One can imagine the traditional approach to adapting Il Gattapardo: add lots of battles and steamy love scenes, eliminate much of the novel's debates between characters, and end with the lovers in each others arms looking to a bright future in a unified Italy so that it ends happily. Instead, at a length of 187 minutes in its most available version, Visconti's The Leopard explores its story at a pace similarl to the novel. Fabrizio Corbero, Prince of Salini in Sicily, decides to neither fight nor resist the Risorgimento. He votes for it and argues against those who oppose it. He insists, "Things will have to change in order that they will remain the same" and "This isn't the end of anything, it is the beginning of everything." He is offered a chance to join the new Senate and declines, saying "I belong to an unlucky generation, astride between two worlds and ill-at-ease in both. And what is more I am completely without illusions. Now, what would the Senate do with me, an inexperienced legislator who lacks the faculty for self-deception, an essential requisite for wanting to guide others. No, I cannot lift a finger in politics. It would be bitten off." But the prince's nephew Tancredi rides with the tide and marries, not a fellow aristocrat, but Angelica, the daughter of newly-wealthy former peasant. The film ends with a 40-minute ball in which Tancredi introduces Angelica as his bride. After the ball, Prince Salini walks home alone.

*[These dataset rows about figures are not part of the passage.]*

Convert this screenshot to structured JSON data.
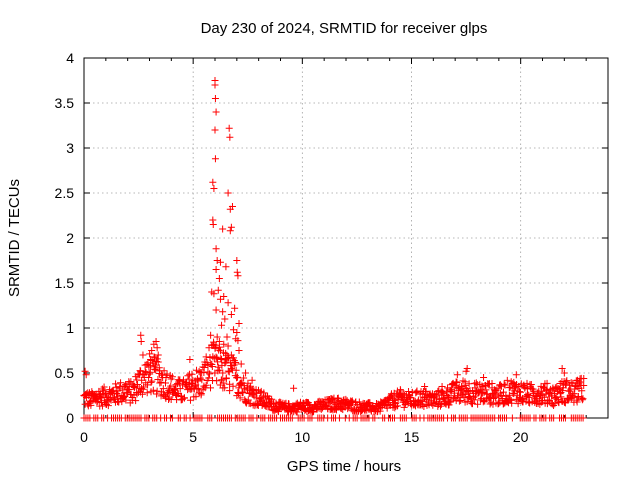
{
  "chart_data": {
    "type": "scatter",
    "title": "Day 230 of 2024, SRMTID for receiver glps",
    "xlabel": "GPS time / hours",
    "ylabel": "SRMTID / TECUs",
    "xlim": [
      0,
      24
    ],
    "ylim": [
      0,
      4
    ],
    "x_ticks": [
      0,
      5,
      10,
      15,
      20
    ],
    "x_tick_labels": [
      "0",
      "5",
      "10",
      "15",
      "20"
    ],
    "y_ticks": [
      0,
      0.5,
      1,
      1.5,
      2,
      2.5,
      3,
      3.5,
      4
    ],
    "y_tick_labels": [
      "0",
      "0.5",
      "1",
      "1.5",
      "2",
      "2.5",
      "3",
      "3.5",
      "4"
    ],
    "grid": true,
    "marker": "+",
    "series": [
      {
        "name": "SRMTID",
        "color": "#ff0000",
        "peak_points": [
          {
            "x": 6.0,
            "y": 3.75
          },
          {
            "x": 6.0,
            "y": 3.7
          },
          {
            "x": 6.02,
            "y": 3.55
          },
          {
            "x": 6.05,
            "y": 3.4
          },
          {
            "x": 6.0,
            "y": 3.2
          },
          {
            "x": 6.65,
            "y": 3.22
          },
          {
            "x": 6.68,
            "y": 3.12
          },
          {
            "x": 6.02,
            "y": 2.88
          },
          {
            "x": 5.9,
            "y": 2.62
          },
          {
            "x": 5.95,
            "y": 2.55
          },
          {
            "x": 6.6,
            "y": 2.5
          },
          {
            "x": 6.8,
            "y": 2.35
          },
          {
            "x": 6.7,
            "y": 2.32
          },
          {
            "x": 5.9,
            "y": 2.2
          },
          {
            "x": 5.92,
            "y": 2.15
          },
          {
            "x": 6.35,
            "y": 2.1
          },
          {
            "x": 6.75,
            "y": 2.12
          },
          {
            "x": 6.7,
            "y": 2.08
          },
          {
            "x": 6.05,
            "y": 1.88
          },
          {
            "x": 6.1,
            "y": 1.75
          },
          {
            "x": 6.25,
            "y": 1.73
          },
          {
            "x": 7.0,
            "y": 1.75
          },
          {
            "x": 6.5,
            "y": 1.68
          },
          {
            "x": 6.05,
            "y": 1.65
          },
          {
            "x": 7.02,
            "y": 1.62
          },
          {
            "x": 7.05,
            "y": 1.58
          },
          {
            "x": 6.2,
            "y": 1.55
          },
          {
            "x": 6.15,
            "y": 1.42
          },
          {
            "x": 5.85,
            "y": 1.4
          },
          {
            "x": 5.95,
            "y": 1.38
          },
          {
            "x": 6.4,
            "y": 1.35
          },
          {
            "x": 6.25,
            "y": 1.32
          },
          {
            "x": 6.6,
            "y": 1.28
          },
          {
            "x": 6.05,
            "y": 1.2
          },
          {
            "x": 6.9,
            "y": 1.22
          },
          {
            "x": 6.35,
            "y": 1.18
          },
          {
            "x": 6.75,
            "y": 1.15
          },
          {
            "x": 6.45,
            "y": 1.1
          },
          {
            "x": 7.1,
            "y": 1.05
          },
          {
            "x": 6.3,
            "y": 1.03
          },
          {
            "x": 6.85,
            "y": 0.98
          },
          {
            "x": 7.0,
            "y": 0.95
          },
          {
            "x": 5.8,
            "y": 0.92
          },
          {
            "x": 6.1,
            "y": 0.9
          },
          {
            "x": 6.55,
            "y": 0.9
          },
          {
            "x": 6.95,
            "y": 0.88
          },
          {
            "x": 7.05,
            "y": 0.86
          },
          {
            "x": 6.2,
            "y": 0.85
          },
          {
            "x": 6.4,
            "y": 0.82
          },
          {
            "x": 6.6,
            "y": 0.8
          },
          {
            "x": 6.0,
            "y": 0.78
          },
          {
            "x": 7.1,
            "y": 0.75
          },
          {
            "x": 6.75,
            "y": 0.7
          },
          {
            "x": 5.9,
            "y": 0.68
          },
          {
            "x": 6.3,
            "y": 0.65
          },
          {
            "x": 6.5,
            "y": 0.62
          },
          {
            "x": 7.2,
            "y": 0.6
          },
          {
            "x": 2.6,
            "y": 0.92
          },
          {
            "x": 2.62,
            "y": 0.85
          },
          {
            "x": 3.3,
            "y": 0.85
          },
          {
            "x": 3.2,
            "y": 0.82
          },
          {
            "x": 3.35,
            "y": 0.78
          },
          {
            "x": 3.1,
            "y": 0.75
          },
          {
            "x": 3.4,
            "y": 0.7
          },
          {
            "x": 2.7,
            "y": 0.7
          },
          {
            "x": 4.85,
            "y": 0.65
          },
          {
            "x": 3.05,
            "y": 0.65
          },
          {
            "x": 7.4,
            "y": 0.5
          },
          {
            "x": 7.7,
            "y": 0.42
          },
          {
            "x": 0.05,
            "y": 0.52
          },
          {
            "x": 0.1,
            "y": 0.48
          },
          {
            "x": 17.1,
            "y": 0.48
          },
          {
            "x": 17.5,
            "y": 0.52
          },
          {
            "x": 17.55,
            "y": 0.55
          },
          {
            "x": 18.3,
            "y": 0.45
          },
          {
            "x": 19.8,
            "y": 0.48
          },
          {
            "x": 21.9,
            "y": 0.55
          },
          {
            "x": 22.0,
            "y": 0.5
          },
          {
            "x": 22.6,
            "y": 0.42
          },
          {
            "x": 22.7,
            "y": 0.4
          },
          {
            "x": 9.6,
            "y": 0.33
          },
          {
            "x": 14.5,
            "y": 0.3
          },
          {
            "x": 15.6,
            "y": 0.35
          },
          {
            "x": 16.4,
            "y": 0.35
          }
        ],
        "baseline_profile": [
          {
            "x": 0.0,
            "y": 0.22
          },
          {
            "x": 0.3,
            "y": 0.2
          },
          {
            "x": 0.6,
            "y": 0.23
          },
          {
            "x": 1.0,
            "y": 0.24
          },
          {
            "x": 1.5,
            "y": 0.27
          },
          {
            "x": 1.9,
            "y": 0.3
          },
          {
            "x": 2.2,
            "y": 0.28
          },
          {
            "x": 2.6,
            "y": 0.42
          },
          {
            "x": 3.0,
            "y": 0.5
          },
          {
            "x": 3.4,
            "y": 0.45
          },
          {
            "x": 3.8,
            "y": 0.38
          },
          {
            "x": 4.2,
            "y": 0.3
          },
          {
            "x": 4.6,
            "y": 0.3
          },
          {
            "x": 5.0,
            "y": 0.38
          },
          {
            "x": 5.4,
            "y": 0.4
          },
          {
            "x": 5.8,
            "y": 0.6
          },
          {
            "x": 6.2,
            "y": 0.55
          },
          {
            "x": 6.6,
            "y": 0.5
          },
          {
            "x": 7.0,
            "y": 0.45
          },
          {
            "x": 7.4,
            "y": 0.3
          },
          {
            "x": 7.8,
            "y": 0.25
          },
          {
            "x": 8.2,
            "y": 0.2
          },
          {
            "x": 8.6,
            "y": 0.15
          },
          {
            "x": 9.0,
            "y": 0.12
          },
          {
            "x": 9.5,
            "y": 0.11
          },
          {
            "x": 10.0,
            "y": 0.13
          },
          {
            "x": 10.5,
            "y": 0.12
          },
          {
            "x": 11.0,
            "y": 0.14
          },
          {
            "x": 11.5,
            "y": 0.16
          },
          {
            "x": 12.0,
            "y": 0.15
          },
          {
            "x": 12.5,
            "y": 0.13
          },
          {
            "x": 13.0,
            "y": 0.12
          },
          {
            "x": 13.5,
            "y": 0.11
          },
          {
            "x": 14.0,
            "y": 0.18
          },
          {
            "x": 14.5,
            "y": 0.22
          },
          {
            "x": 15.0,
            "y": 0.2
          },
          {
            "x": 15.5,
            "y": 0.22
          },
          {
            "x": 16.0,
            "y": 0.2
          },
          {
            "x": 16.5,
            "y": 0.23
          },
          {
            "x": 17.0,
            "y": 0.28
          },
          {
            "x": 17.5,
            "y": 0.3
          },
          {
            "x": 18.0,
            "y": 0.27
          },
          {
            "x": 18.5,
            "y": 0.28
          },
          {
            "x": 19.0,
            "y": 0.25
          },
          {
            "x": 19.5,
            "y": 0.3
          },
          {
            "x": 20.0,
            "y": 0.28
          },
          {
            "x": 20.5,
            "y": 0.26
          },
          {
            "x": 21.0,
            "y": 0.28
          },
          {
            "x": 21.5,
            "y": 0.25
          },
          {
            "x": 22.0,
            "y": 0.3
          },
          {
            "x": 22.5,
            "y": 0.28
          },
          {
            "x": 22.9,
            "y": 0.33
          }
        ],
        "zero_row_x_range": [
          0,
          22.9
        ]
      }
    ]
  }
}
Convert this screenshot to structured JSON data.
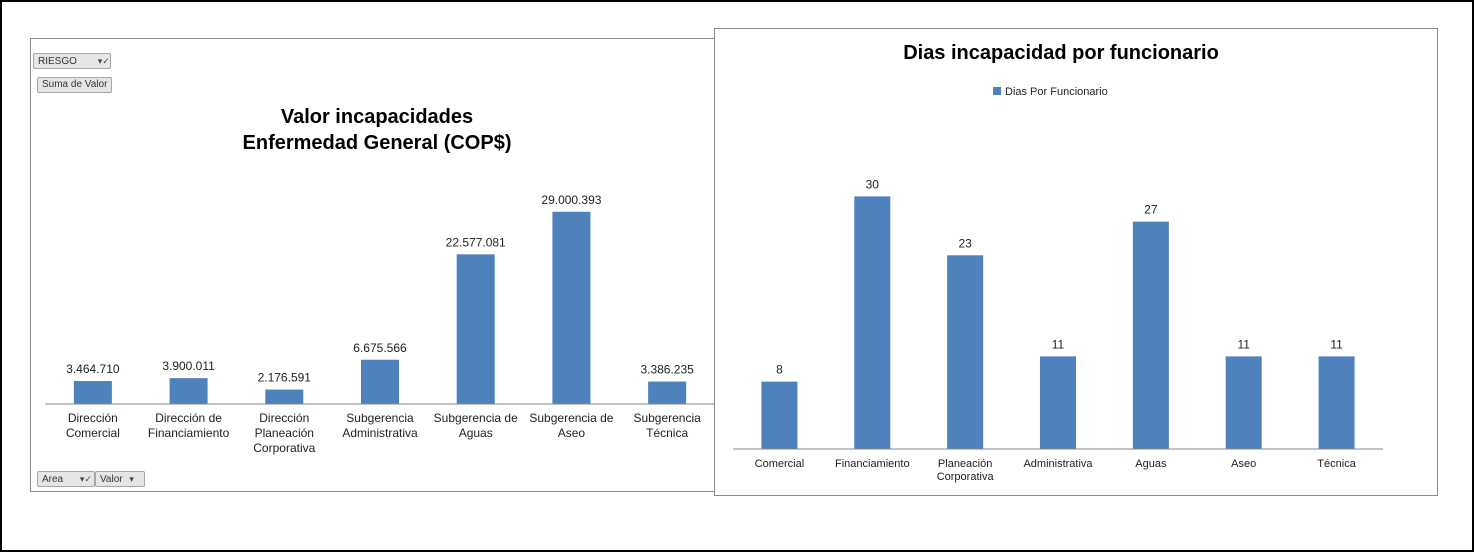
{
  "pivot": {
    "filter_label": "RIESGO",
    "values_label": "Suma de Valor",
    "area_label": "Area",
    "valor_label": "Valor",
    "filter_glyph": "filter-icon",
    "dropdown_glyph": "dropdown-arrow-icon"
  },
  "colors": {
    "bar": "#4f81bd",
    "axis": "#888888",
    "text": "#222222"
  },
  "chart_data": [
    {
      "type": "bar",
      "title": "Valor incapacidades\nEnfermedad General (COP$)",
      "categories": [
        "Dirección\nComercial",
        "Dirección de\nFinanciamiento",
        "Dirección\nPlaneación\nCorporativa",
        "Subgerencia\nAdministrativa",
        "Subgerencia de\nAguas",
        "Subgerencia de\nAseo",
        "Subgerencia\nTécnica"
      ],
      "values": [
        3464710,
        3900011,
        2176591,
        6675566,
        22577081,
        29000393,
        3386235
      ],
      "data_labels": [
        "3.464.710",
        "3.900.011",
        "2.176.591",
        "6.675.566",
        "22.577.081",
        "29.000.393",
        "3.386.235"
      ],
      "ylim": [
        0,
        35000000
      ],
      "grid": false,
      "legend": "none"
    },
    {
      "type": "bar",
      "title": "Dias incapacidad por funcionario",
      "categories": [
        "Comercial",
        "Financiamiento",
        "Planeación\nCorporativa",
        "Administrativa",
        "Aguas",
        "Aseo",
        "Técnica"
      ],
      "series": [
        {
          "name": "Dias Por Funcionario",
          "values": [
            8,
            30,
            23,
            11,
            27,
            11,
            11
          ]
        }
      ],
      "data_labels": [
        "8",
        "30",
        "23",
        "11",
        "27",
        "11",
        "11"
      ],
      "ylim": [
        0,
        38
      ],
      "grid": false,
      "legend": "top"
    }
  ]
}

It's a true adaptation of the novel. It is also a magnificent film. The ball that ends the movie proceeds in painstaking detail, with gorgeous gowns, lavishly photographed displays of food, and lush music by Nino Rota (assisted by an unpublished waltz by Giuseppe Verdi). And all the while, Prince Salini struggles through the evening, feeling, as he says, "ill-at-ease" in both worlds. He says he has a headache. He washes his faces, looks deeply into his reflection, and cries. He walks into another room and stares at a 1778 painting by the French artist Jean-Baptiste Greuze that's in a style and subject that he is unused to. The title, appropriately, is "The Father's Curse, and the Son's Punishment," for the Risorgimento will bring not only unification but, in 60 years, the dictator Benito Mussolini and world war. He returns to the ball and sits with people from what will soon be called the middle class and with whom he has nothing in common. When he walks home, he passes a priest and altar boy on their way to early morning mass, kneels out of respect, and, while kneeling, prays, saying, "O faithful star, when will you give me an appointment less ephemeral, far from all this, in your own region of perennial certitude." He rises and walks into the shadows as the film ends.
The Leopard was not a big success in the U.S., coming out in the same year as such epics as Cleopatra and How the West Was Won. But it won the Palme d'Or at the Cannes Film Festival, Italy's David di Donatello for best production, and the best foreign film award from the National Board of Review. It is the director Martin Scorsese's favorite film. And it is included in Steven Schneider's book 1001 Films You Must See Before You Die.
As I wrote earlier, it is not for everybody's taste. I remember an outing with my family to see Stanley Kubrick's 1975 film version of William Makepeace Thackeray's Barry Lyndon, to which The Leopard is similar as an adaptation and in style and pace. My late brother Jim walked out and called it "Borrey Lyndon." I can imagine Jim would have a similar view of The Leopard, calling it "Lousy Leopard" or "Longey Leopard" or something.
I am not even sure The Leopard can be a favorite film of mine, one that I can dip into again and again. Time will tell. But I think it is a great one and an example of how to credibly adapt a well-known and respected book.